CH: When I was in Colombia.

MN: Colombia.

CH: I went to the big marijuana company. Marijuana company, can, one dollar. One dollar, big can. I went to, this Colombian, he took me. He's my good friend, that's why. He was a dishwasher on a boat, but he was a Colombian. Only Colombian. He said, "I'll take you to..." what do they call that now? We don't say "marijuana," you know. It's mota. "Mota, I take you." [Laughs] He took me this way, that way, he'd look around like that, up and down, you know, where there's a lot of shack around there. That Colombia, Buena Ventura town. Vacchio? It was Vacchio, Columbia, or Buena Vista, one of the town, I forgot. Took over there, I went to the factory, they got a lot of leaf, that thing. Big screen like this, they put that thing, it's dry now. They go like this, all the fine ones all driving down, like that, all the junk ones. The other ones, they go someplace, I got the good ones. One dollar. No, five dollar. Five dollar, I tell 'em, can like that. I know it's a contraband when they come to L.A., Terminal Island port, I hid it under that net. The custom, they're not gonna, they're looking for not that, them days, they're not looking for marijuana, you know, mota, they called it. They're looking for whiskey and cigarettes. See, whiskey and cigarette, they don't have tax. There's a blue kind of stamp on each one, tax. Over there, that's why we could buy one bottle of whiskey real cheap, and cigarette, too.
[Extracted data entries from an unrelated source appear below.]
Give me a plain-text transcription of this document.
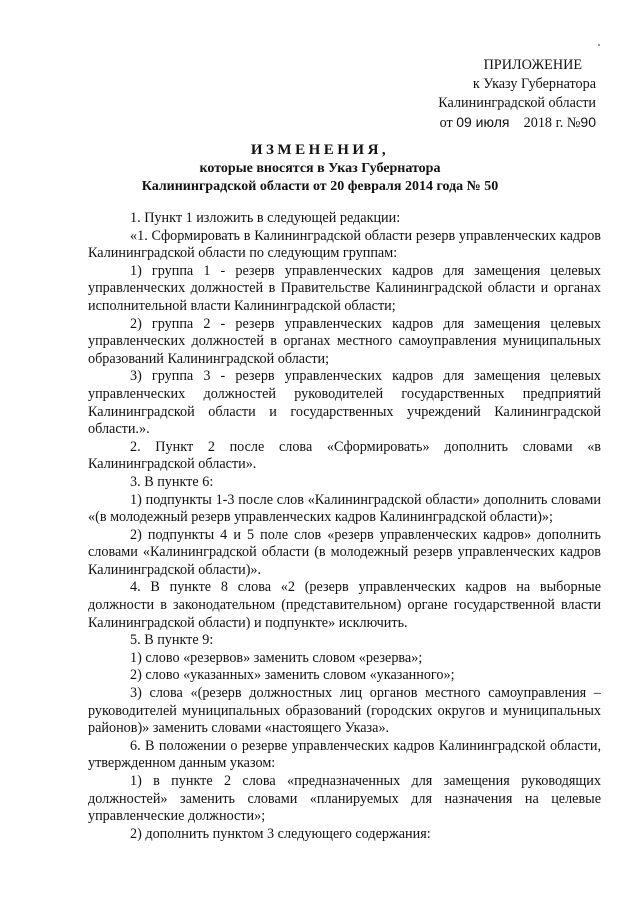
ПРИЛОЖЕНИЕ
к Указу Губернатора
Калининградской области
от 09 июля 2018 г. №90
ИЗМЕНЕНИЯ,
которые вносятся в Указ Губернатора
Калининградской области от 20 февраля 2014 года № 50

1. Пункт 1 изложить в следующей редакции:

«1. Сформировать в Калининградской области резерв управленческих кадров Калининградской области по следующим группам:

1) группа 1 - резерв управленческих кадров для замещения целевых управленческих должностей в Правительстве Калининградской области и органах исполнительной власти Калининградской области;

2) группа 2 - резерв управленческих кадров для замещения целевых управленческих должностей в органах местного самоуправления муниципальных образований Калининградской области;

3) группа 3 - резерв управленческих кадров для замещения целевых управленческих должностей руководителей государственных предприятий Калининградской области и государственных учреждений Калининградской области.».

2. Пункт 2 после слова «Сформировать» дополнить словами «в Калининградской области».

3. В пункте 6:

1) подпункты 1-3 после слов «Калининградской области» дополнить словами «(в молодежный резерв управленческих кадров Калининградской области)»;

2) подпункты 4 и 5 поле слов «резерв управленческих кадров» дополнить словами «Калининградской области (в молодежный резерв управленческих кадров Калининградской области)».

4. В пункте 8 слова «2 (резерв управленческих кадров на выборные должности в законодательном (представительном) органе государственной власти Калининградской области) и подпункте» исключить.

5. В пункте 9:

1) слово «резервов» заменить словом «резерва»;

2) слово «указанных» заменить словом «указанного»;

3) слова «(резерв должностных лиц органов местного самоуправления – руководителей муниципальных образований (городских округов и муниципальных районов)» заменить словами «настоящего Указа».

6. В положении о резерве управленческих кадров Калининградской области, утвержденном данным указом:

1) в пункте 2 слова «предназначенных для замещения руководящих должностей» заменить словами «планируемых для назначения на целевые управленческие должности»;

2) дополнить пунктом 3 следующего содержания:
That's what they're looking for. So whiskey, we get the seabag, right, when we come aboard. They spot us, 'cause, "Hey, wait a minute." "What?" I know it's a customs officer. "Throw your bag up in the air." I know what they mean. I throw it up in the air, nothing happened. "Okay, go home." They want the bottle to crack. So when I used to throw dance party or house party or beach party, all the women's club used to come, 'cause everything, I had everything. And my club was a good, good entertaining club. That's why growing up I had lot of fun.